Now that might not be using things efficiently, back on the model tab, there’s “n-gpu-layers” which is how much to offload to the GPU. You can tweak the slider and see how much ram it says it’s using in the command / terminal window and try to get it as close to your video cards ram as possible.
Then there’s “threads” which is how many cores your CPU has (non virtual) and you can slide that up as well.
Once you’ve adjusted those, click the load button again, see that there’s no errors and go back to the chat window. I’d only fuss with those once you have it working, so you know it’s working.
Good luck!
dep@lemmy.world 1 year ago
So I got the model working (TheBloke/PsyMedRP-v1-20B-GGUF). How do you jailbreak this thing? A simple request comes back with “As an AI, I cannot engage in explicit or adult content. My purpose is to provide helpful and informative responses while adhering to ethical standards and respecting moral and cultural norms. Blah de blah…” I would expect this llm to be wide open?
NotMyOldRedditName@lemmy.world 1 year ago
Sweet, congrats! Are you telling it you want to role play first?
E.g. I’d like to role play with you. You’re a and were going to do
You’re going to have to play around with it to get it to act like you’d like. I know were here instead of reddit, but the community around this is much more active there, it’s /r/localllama and you can find a lot of answers searching through there.
You can also create characters (it’s under one of the tabs, I don’t have it open right now) where you can set up the character in a way where you don’t need to do that each time if you always want them to be the same. There’s a website www.chub.ai where you can see how some of them are set up, but I think most of that’s for a front end called SillyTaven that I haven’t used, but a lot of those descriptions can be carried over.
dep@lemmy.world 1 year ago
Stupid newbie question here, but when you go to a HuggingFace LLM and you see a big list like this, what on earth do all these variants mean?
psymedrp-v1-20b.Q2_K.gguf 8.31 GB
psymedrp-v1-20b.Q3_K_M.gguf 9.7 GB
psymedrp-v1-20b.Q3_K_S.gguf 8.66 GB
etc…
NotMyOldRedditName@lemmy.world 1 year ago
That’s called “quantization”. I’d do some searching on that for better description, but in summary, the bigger the model, the more resources they need to run. Models are 8bit, but it turns out, you still get really good results if you drop off some of those bits. The more you drop the worse it gets.
People have generally found, that it’s better to have a larger data set model, with a lower quantization, than lower data set and the full 8bits
E.g 13b Q4 > 7b Q8
Going below Q4 is generally found to degrade the quality too much. So its’ better to run a 7b Q4 then a 13b Q3, but you can play with that yourself to find what you prefer.

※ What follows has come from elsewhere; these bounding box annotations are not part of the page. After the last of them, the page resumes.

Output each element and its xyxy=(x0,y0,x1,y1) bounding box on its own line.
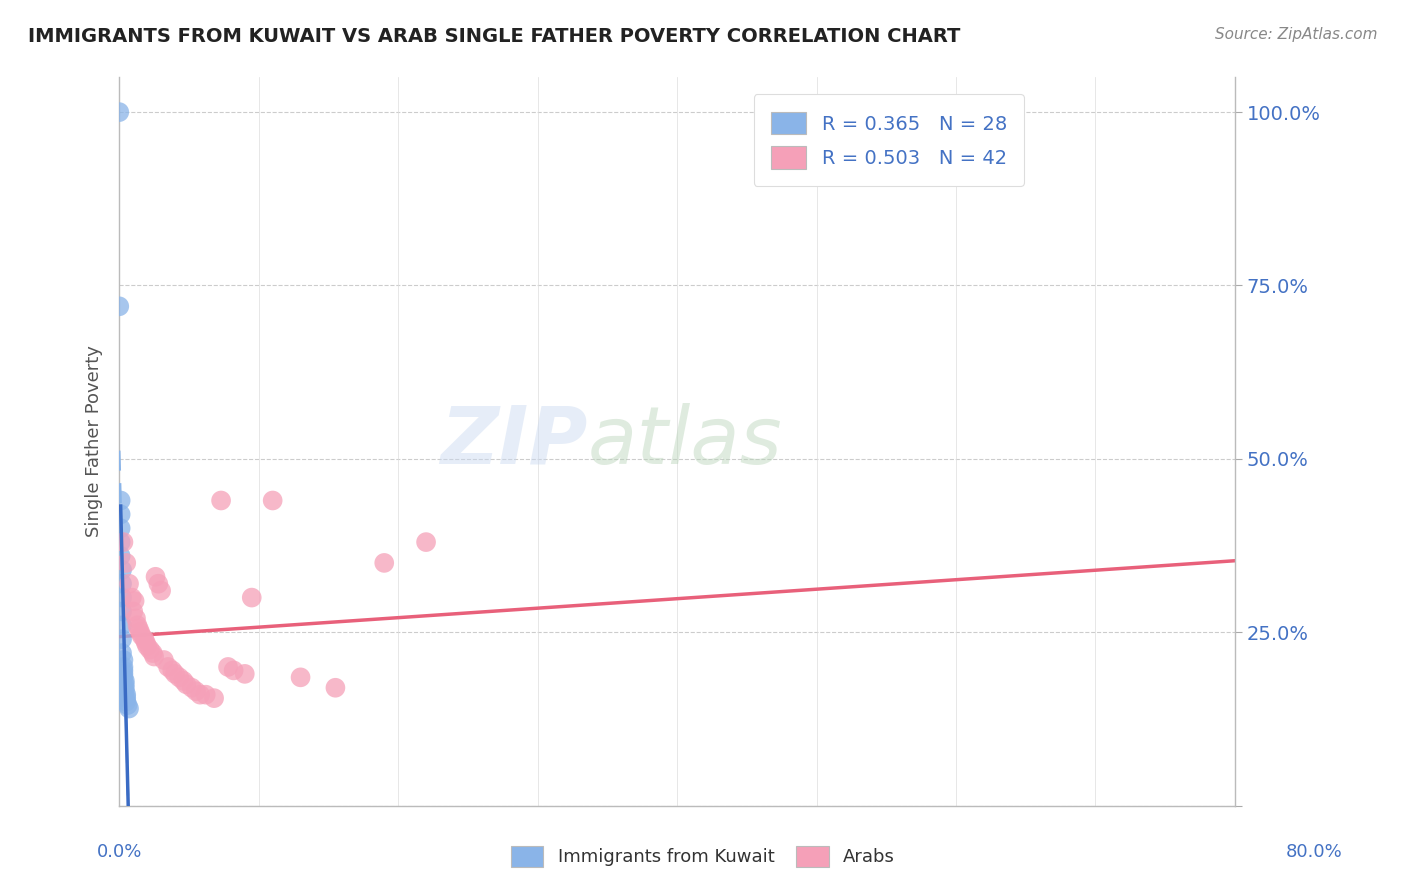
Point xyxy=(129,625,152,640)
Point xyxy=(262,493,284,508)
Point xyxy=(325,681,347,695)
Point xyxy=(373,556,395,570)
Point xyxy=(112,666,135,681)
Point xyxy=(217,660,239,674)
Point xyxy=(111,604,134,618)
Text: IMMIGRANTS FROM KUWAIT VS ARAB SINGLE FATHER POVERTY CORRELATION CHART: IMMIGRANTS FROM KUWAIT VS ARAB SINGLE FA… xyxy=(28,27,960,45)
Point xyxy=(112,670,135,684)
Point xyxy=(114,681,136,695)
Point xyxy=(112,660,135,674)
Point xyxy=(131,629,153,643)
Text: Source: ZipAtlas.com: Source: ZipAtlas.com xyxy=(1215,27,1378,42)
Point xyxy=(202,691,225,706)
Point xyxy=(136,639,159,653)
Point xyxy=(111,618,134,632)
Point xyxy=(122,604,145,618)
Point xyxy=(110,521,132,535)
Point xyxy=(108,299,131,313)
Point xyxy=(180,681,202,695)
Point xyxy=(115,695,138,709)
Point xyxy=(135,635,157,649)
Point xyxy=(184,684,207,698)
Legend: Immigrants from Kuwait, Arabs: Immigrants from Kuwait, Arabs xyxy=(503,838,903,874)
Point xyxy=(111,646,134,660)
Point xyxy=(117,698,139,712)
Point xyxy=(115,556,138,570)
Point xyxy=(148,576,170,591)
Point xyxy=(172,673,194,688)
Point xyxy=(165,666,187,681)
Point xyxy=(110,549,132,563)
Point xyxy=(415,535,437,549)
Point xyxy=(114,684,136,698)
Point xyxy=(139,642,162,657)
Point xyxy=(115,691,138,706)
Point xyxy=(110,535,132,549)
Point xyxy=(240,591,263,605)
Text: atlas: atlas xyxy=(588,402,783,481)
Point xyxy=(112,664,135,678)
Point xyxy=(145,570,167,584)
Point xyxy=(111,563,134,577)
Point xyxy=(110,493,132,508)
Point xyxy=(121,591,143,605)
Point xyxy=(112,535,135,549)
Text: 80.0%: 80.0% xyxy=(1286,843,1343,861)
Point xyxy=(118,576,141,591)
Point xyxy=(111,576,134,591)
Point xyxy=(153,653,176,667)
Text: ZIP: ZIP xyxy=(440,402,588,481)
Point xyxy=(124,594,146,608)
Point xyxy=(108,105,131,120)
Y-axis label: Single Father Poverty: Single Father Poverty xyxy=(86,345,103,538)
Point xyxy=(194,688,217,702)
Point xyxy=(142,646,165,660)
Point xyxy=(162,664,184,678)
Point xyxy=(112,653,135,667)
Point xyxy=(128,622,150,636)
Point xyxy=(167,670,190,684)
Point xyxy=(174,677,197,691)
Point xyxy=(111,591,134,605)
Point xyxy=(114,673,136,688)
Point xyxy=(188,688,211,702)
Point xyxy=(134,632,156,647)
Point xyxy=(150,583,173,598)
Point xyxy=(125,611,148,625)
Point xyxy=(222,664,245,678)
Point xyxy=(114,677,136,691)
Text: 0.0%: 0.0% xyxy=(97,843,142,861)
Point xyxy=(157,660,180,674)
Legend: R = 0.365   N = 28, R = 0.503   N = 42: R = 0.365 N = 28, R = 0.503 N = 42 xyxy=(754,95,1025,186)
Point xyxy=(110,508,132,522)
Point xyxy=(115,688,138,702)
Point xyxy=(111,632,134,647)
Point xyxy=(118,701,141,715)
Point xyxy=(290,670,312,684)
Point xyxy=(127,618,149,632)
Point xyxy=(233,666,256,681)
Point xyxy=(209,493,232,508)
Point xyxy=(143,649,166,664)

So you can just look at those file sizes to get a sense of which one has the most data in it. The M (medium) and S (small) are some sort of variation on the same quantization, but I don’t know what they’re doing there, other than bigger is better.
dep@lemmy.world 1 year ago
Wow I didn’t expect such a helpful and thorough response! Thank you kind stranger!

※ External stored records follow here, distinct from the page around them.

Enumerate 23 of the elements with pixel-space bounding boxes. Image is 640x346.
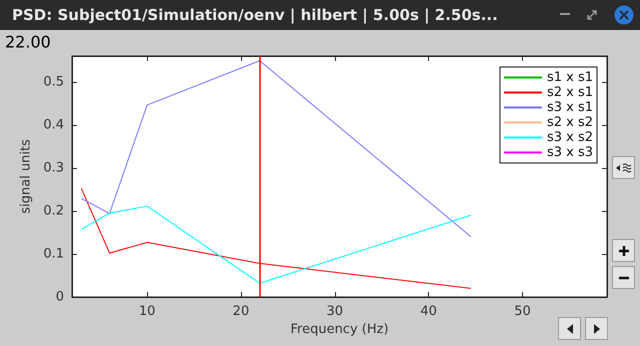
x-tick-label: 40 [420, 304, 437, 319]
x-tick-label: 50 [514, 304, 531, 319]
y-tick-label: 0.2 [43, 203, 64, 218]
legend-label: s3 x s1 [546, 100, 593, 115]
y-tick-label: 0.1 [43, 246, 64, 262]
chart-title: PSD: Subject01/Simulation/oenv | hilbert | 5.00s | 2.50s... [0, 0, 640, 30]
y-tick-label: 0.3 [43, 160, 64, 176]
y-tick-label: 0.4 [43, 117, 64, 132]
y-tick-label: 0 [56, 290, 64, 304]
legend-label: s2 x s2 [546, 115, 593, 130]
line-series [80, 206, 472, 284]
x-tick-label: 10 [138, 304, 156, 319]
x-tick-label: 30 [326, 304, 344, 319]
legend-label: s2 x s1 [546, 85, 593, 100]
line-series [80, 60, 472, 238]
x-tick-label: 20 [232, 304, 250, 319]
text: 22.00 [5, 32, 51, 52]
x-axis-title: Frequency (Hz) [290, 322, 389, 337]
y-axis-title: signal units [18, 139, 34, 214]
legend-label: s1 x s1 [546, 70, 593, 85]
legend-label: s3 x s2 [546, 130, 593, 145]
legend-label: s3 x s3 [546, 145, 593, 160]
y-tick-label: 0.5 [43, 74, 64, 90]
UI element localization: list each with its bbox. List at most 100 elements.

NotMyOldRedditName@lemmy.world 1 year ago
You’re welcome! Hope you make it through error free!
MickeySwitcherooney@lemmy.dbzer0.com 1 year ago
Never heard of it. Have you compared to Mythalion?
NotMyOldRedditName@lemmy.world 1 year ago
Haven’t compared it to much yet, I stopped toying with LLMs for a few months and a lot chanfed. The new 4k contexts are a nice change though.
kamenlady@lemmy.world 1 year ago
i see… I’ll have to ramp up my hardware exponentially …
PeterPoopshit@lemmy.world 1 year ago
Use llama cpp. It uses cpu so you don’t have to spend $10k on a graphics card that meets the minimum requirements.
kamenlady@lemmy.world 1 year ago
Gonna look into that - thanks
NotMyOldRedditName@lemmy.world 1 year ago
Check this out
github.com/oobabooga/text-generation-webui
It has a one click installer and can use llama.cpp
From there you can download models and try things out.
If you don’t have a really good graphics card, maybe start with 7b models. Then you can try 13b and compare performance and results.